By late mid-December, asst GC came into his office muttering ” I sometimes wonder if anyone knows what theyare doing here” Of course I knew that that was not to go out of the office.
Unfortunately, I shall call him MR B came in the office to chat with Ast GC and I , for some DUMB reason, slipped it out in a joking manner. Not cool. I knew it at the moment I said it. Mr. B> do not trust him and is being groomed by CEO – COuld very well told higher ups. And that would not be good. Maybe that did me in, who knows.
NANCY B-
GEEZ- you just went let go of this. YES NAncy B I did ask for clarification. I got no response. notta.
The deal is simply this – I do not know what I did wrong or why I ws terminated. OK. I investigate possibilities that “others” might see that I missed. SO far, your input has not proved fruitful either.
Further, NANCY B – I asked if any of my work had to be redone- NO, Was my job in jeaporadyNO.
MY boss, was simply Incompetent, in many areas of the law that he needed to know. And he ws removed from his position in Jan 1, probably very end of December.
NANCY B. – Did you have a chance to read the “theories” that I posted, as follow-up?
NANCY B. I am not saying I am perfect. No one is.
What I am saying is that it was nover made clear what the problem was. The RElationships was used broad and vauge – and remained a Cryptic speech.
In 10 years as a Paralegal, I have never experienced anything like it. I always knew what was going down and why.
This co. kept the problem in some secret code – or it was part of a general set-up. Secret codes I cannot crack and they chose not to clarify – leaves on at a loss,
Sorry – some of these comments are comments back to Cynthia. SO- the above responses are to Nancy B and CYNTHIA-
Bitter is not the issue – I was searching for an outside thought that might shed light.
THE MAN – not on this board – who posed the theory of bing used for the busy quarter – his theory makes sense. Can’t be proved – just is plausible as a possibilty.
My theory that GC took me down with him – also plausible , not provable.
Just trying to make sense of it all.
Sorry – some of these comments are comments back to Cynthia. SO- the above responses are to Nancy B and CYNTHIA-
Bitter is not the issue – I was searching for an outside thought that might shed light.
THE MAN – not on this board – who posed the theory of bing used for the busy quarter – his theory makes sense. Can’t be proved – just is plausible as a possibilty.
My theory that GC took me down with him – also plausible , not provable.

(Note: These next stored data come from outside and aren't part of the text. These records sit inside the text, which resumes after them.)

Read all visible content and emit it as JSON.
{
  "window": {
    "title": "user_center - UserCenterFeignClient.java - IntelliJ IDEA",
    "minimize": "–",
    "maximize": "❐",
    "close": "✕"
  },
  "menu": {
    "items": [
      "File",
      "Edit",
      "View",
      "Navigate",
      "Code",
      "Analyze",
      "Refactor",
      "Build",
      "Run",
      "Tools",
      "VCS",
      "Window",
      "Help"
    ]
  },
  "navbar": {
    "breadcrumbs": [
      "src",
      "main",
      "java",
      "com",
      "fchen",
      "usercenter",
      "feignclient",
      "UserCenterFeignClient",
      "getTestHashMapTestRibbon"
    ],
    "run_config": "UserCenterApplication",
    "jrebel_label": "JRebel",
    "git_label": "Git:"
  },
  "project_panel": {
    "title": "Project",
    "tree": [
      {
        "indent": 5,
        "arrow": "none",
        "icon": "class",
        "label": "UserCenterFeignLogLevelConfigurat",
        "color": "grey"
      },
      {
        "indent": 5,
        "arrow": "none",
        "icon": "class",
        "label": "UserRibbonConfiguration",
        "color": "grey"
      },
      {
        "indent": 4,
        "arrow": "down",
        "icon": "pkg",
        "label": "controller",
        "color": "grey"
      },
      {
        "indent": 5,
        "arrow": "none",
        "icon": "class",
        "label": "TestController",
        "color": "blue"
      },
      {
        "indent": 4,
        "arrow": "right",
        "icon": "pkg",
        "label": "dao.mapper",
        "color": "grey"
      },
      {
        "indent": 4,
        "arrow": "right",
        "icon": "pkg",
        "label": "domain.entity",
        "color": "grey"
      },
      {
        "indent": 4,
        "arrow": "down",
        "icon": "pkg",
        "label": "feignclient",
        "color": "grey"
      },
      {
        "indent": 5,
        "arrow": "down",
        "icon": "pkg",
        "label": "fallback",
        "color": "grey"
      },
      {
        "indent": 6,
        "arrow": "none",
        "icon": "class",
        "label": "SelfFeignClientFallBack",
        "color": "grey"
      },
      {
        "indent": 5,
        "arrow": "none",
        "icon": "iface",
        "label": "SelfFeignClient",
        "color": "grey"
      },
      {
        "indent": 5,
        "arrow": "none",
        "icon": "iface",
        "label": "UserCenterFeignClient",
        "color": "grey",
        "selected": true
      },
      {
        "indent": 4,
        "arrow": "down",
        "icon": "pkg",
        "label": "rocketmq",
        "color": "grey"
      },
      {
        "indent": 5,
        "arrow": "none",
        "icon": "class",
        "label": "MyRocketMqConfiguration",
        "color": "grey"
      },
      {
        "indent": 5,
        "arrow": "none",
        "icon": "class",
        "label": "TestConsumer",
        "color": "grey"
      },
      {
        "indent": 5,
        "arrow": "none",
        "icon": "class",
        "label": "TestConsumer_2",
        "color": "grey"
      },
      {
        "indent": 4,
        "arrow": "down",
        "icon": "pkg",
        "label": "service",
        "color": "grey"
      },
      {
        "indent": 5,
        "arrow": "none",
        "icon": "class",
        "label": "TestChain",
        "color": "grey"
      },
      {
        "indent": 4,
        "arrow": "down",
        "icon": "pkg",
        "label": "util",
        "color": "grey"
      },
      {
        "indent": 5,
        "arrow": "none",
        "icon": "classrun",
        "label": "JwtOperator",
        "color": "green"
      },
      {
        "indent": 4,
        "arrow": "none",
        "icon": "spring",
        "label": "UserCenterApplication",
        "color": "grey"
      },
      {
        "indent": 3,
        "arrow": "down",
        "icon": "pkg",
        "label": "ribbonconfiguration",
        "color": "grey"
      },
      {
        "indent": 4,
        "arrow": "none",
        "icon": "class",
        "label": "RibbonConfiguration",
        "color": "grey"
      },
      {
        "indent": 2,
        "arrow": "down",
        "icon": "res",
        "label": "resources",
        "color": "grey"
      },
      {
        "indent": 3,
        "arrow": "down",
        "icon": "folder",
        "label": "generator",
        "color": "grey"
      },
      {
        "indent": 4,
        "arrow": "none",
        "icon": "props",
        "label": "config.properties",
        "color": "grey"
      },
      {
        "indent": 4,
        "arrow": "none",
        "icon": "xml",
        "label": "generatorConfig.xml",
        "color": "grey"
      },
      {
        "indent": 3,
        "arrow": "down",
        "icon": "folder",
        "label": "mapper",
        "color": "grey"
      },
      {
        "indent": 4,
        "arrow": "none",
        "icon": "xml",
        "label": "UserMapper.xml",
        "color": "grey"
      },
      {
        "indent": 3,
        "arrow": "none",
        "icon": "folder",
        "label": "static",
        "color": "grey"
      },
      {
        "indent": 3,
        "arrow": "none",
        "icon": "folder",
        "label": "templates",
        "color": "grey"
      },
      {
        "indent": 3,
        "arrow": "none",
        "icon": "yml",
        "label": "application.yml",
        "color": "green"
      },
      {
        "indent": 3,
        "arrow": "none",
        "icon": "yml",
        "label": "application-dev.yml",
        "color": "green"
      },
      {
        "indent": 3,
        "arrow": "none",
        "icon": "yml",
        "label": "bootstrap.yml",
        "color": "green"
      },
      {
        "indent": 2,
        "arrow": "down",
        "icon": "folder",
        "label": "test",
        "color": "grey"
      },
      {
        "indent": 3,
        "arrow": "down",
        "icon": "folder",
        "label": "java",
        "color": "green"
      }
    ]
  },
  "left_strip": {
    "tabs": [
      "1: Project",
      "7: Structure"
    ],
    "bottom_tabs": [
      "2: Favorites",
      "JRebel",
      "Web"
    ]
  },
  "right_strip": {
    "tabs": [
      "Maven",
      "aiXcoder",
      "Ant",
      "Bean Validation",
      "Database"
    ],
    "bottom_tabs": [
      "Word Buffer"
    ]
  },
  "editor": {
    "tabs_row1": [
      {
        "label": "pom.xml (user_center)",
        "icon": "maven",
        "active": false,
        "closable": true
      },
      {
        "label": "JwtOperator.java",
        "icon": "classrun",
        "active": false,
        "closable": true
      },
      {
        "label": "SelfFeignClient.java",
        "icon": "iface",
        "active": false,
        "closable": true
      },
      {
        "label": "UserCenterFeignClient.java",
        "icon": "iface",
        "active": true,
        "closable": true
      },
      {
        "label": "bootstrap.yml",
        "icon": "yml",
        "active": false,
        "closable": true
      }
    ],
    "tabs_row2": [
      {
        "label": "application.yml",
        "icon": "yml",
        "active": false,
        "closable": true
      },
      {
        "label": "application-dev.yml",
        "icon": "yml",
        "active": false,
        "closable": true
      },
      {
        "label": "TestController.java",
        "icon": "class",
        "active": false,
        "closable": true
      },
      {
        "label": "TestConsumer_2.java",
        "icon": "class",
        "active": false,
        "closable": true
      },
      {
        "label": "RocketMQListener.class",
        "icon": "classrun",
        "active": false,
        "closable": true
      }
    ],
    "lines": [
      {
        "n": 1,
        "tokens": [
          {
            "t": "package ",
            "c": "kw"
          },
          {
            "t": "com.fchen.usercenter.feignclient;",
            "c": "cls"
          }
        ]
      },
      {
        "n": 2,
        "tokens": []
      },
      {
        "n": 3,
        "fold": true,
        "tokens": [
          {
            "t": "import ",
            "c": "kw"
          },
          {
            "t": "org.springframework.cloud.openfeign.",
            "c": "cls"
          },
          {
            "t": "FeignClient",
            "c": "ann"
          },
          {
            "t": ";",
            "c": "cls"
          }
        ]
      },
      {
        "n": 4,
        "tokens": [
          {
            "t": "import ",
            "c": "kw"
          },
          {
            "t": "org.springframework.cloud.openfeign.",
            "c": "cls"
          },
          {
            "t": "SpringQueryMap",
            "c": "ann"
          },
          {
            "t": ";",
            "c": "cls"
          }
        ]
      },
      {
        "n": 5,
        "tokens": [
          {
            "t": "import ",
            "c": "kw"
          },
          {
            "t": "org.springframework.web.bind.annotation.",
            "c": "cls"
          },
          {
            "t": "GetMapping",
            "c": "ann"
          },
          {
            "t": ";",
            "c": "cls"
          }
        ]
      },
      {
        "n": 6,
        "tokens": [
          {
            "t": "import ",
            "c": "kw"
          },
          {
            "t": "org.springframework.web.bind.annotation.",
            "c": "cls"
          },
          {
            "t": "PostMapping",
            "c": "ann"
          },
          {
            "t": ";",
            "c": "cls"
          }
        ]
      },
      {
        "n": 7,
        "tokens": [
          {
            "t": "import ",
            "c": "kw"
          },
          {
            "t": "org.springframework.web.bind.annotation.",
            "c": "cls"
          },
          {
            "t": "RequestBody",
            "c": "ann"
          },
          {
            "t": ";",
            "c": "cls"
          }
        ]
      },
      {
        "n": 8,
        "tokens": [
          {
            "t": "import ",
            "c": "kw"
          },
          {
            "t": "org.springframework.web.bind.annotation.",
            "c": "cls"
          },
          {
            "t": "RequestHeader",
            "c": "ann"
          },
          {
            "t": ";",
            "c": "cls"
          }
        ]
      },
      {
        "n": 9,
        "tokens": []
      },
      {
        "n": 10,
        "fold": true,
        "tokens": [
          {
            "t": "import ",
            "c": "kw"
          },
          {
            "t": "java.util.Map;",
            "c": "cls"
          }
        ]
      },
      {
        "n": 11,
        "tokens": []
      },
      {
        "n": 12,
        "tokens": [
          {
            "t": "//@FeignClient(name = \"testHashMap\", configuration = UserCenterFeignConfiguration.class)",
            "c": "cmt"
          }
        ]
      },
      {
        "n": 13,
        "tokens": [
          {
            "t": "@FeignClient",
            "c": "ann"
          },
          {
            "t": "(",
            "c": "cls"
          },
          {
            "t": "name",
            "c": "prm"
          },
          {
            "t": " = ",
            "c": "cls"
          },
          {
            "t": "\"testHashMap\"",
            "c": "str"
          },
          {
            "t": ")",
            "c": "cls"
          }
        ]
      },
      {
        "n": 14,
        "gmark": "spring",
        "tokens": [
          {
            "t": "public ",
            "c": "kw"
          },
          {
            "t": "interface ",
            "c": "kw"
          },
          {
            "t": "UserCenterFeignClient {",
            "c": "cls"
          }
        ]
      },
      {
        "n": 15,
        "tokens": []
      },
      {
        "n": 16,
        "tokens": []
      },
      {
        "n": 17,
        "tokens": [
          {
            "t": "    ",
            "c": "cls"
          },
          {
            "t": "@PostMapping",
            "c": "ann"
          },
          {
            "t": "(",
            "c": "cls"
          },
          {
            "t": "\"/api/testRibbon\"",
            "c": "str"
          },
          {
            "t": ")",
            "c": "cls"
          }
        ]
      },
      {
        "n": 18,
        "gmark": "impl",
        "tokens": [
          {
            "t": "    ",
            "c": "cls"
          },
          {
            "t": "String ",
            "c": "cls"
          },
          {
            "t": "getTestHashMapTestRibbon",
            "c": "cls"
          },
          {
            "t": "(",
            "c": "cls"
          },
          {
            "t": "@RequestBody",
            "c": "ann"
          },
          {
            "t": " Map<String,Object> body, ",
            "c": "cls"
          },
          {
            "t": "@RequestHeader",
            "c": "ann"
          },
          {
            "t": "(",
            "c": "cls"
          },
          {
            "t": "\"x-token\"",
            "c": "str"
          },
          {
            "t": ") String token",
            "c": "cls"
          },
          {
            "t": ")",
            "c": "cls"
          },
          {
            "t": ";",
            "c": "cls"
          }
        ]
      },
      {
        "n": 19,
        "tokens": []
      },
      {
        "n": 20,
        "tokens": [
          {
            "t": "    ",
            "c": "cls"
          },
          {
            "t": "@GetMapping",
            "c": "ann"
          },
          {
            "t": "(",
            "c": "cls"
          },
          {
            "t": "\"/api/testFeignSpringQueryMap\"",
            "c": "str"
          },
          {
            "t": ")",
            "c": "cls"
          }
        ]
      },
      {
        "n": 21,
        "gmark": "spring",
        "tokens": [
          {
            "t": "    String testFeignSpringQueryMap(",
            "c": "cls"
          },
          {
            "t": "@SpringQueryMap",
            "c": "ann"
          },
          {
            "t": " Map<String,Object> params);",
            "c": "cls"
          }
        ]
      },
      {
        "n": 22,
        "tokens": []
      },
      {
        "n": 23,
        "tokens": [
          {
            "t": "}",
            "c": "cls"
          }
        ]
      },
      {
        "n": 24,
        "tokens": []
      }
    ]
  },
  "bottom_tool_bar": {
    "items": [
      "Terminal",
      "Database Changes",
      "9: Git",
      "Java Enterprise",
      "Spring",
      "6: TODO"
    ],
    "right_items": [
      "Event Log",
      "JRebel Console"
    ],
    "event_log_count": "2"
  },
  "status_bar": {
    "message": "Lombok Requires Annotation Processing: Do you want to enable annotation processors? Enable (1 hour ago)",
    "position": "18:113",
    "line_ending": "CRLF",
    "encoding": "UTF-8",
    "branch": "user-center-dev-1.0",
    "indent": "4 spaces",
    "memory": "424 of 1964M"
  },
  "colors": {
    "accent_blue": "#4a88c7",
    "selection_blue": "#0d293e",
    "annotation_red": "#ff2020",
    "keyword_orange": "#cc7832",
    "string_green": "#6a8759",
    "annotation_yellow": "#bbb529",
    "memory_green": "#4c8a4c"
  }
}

Just trying to make sense of it all. Have you ever been terminated with a 4 week severance package – and not known what the hey happened.
CYNTHIA –
YES, I did ask for CLARIFICATION on cryptic speech. I got notta.
ANd the CRYPTIC came after 6 weeks. I am still learning the ropes and more ropes in the midst of a very busy face-paced last quarter.
I am still learning who is who, nevermind what do they do. Love it . It rhyms.
IF they will not tell you what the problem is – it cannot be corrected. I am not a mind-reader. Although that is a useful skill workng in legal.
NANCY B.
You made the statement that I pointed out (my boss’s) failings.?
Very curious. Where do you read that.??
Comments are great. Just back them up – so they make sense.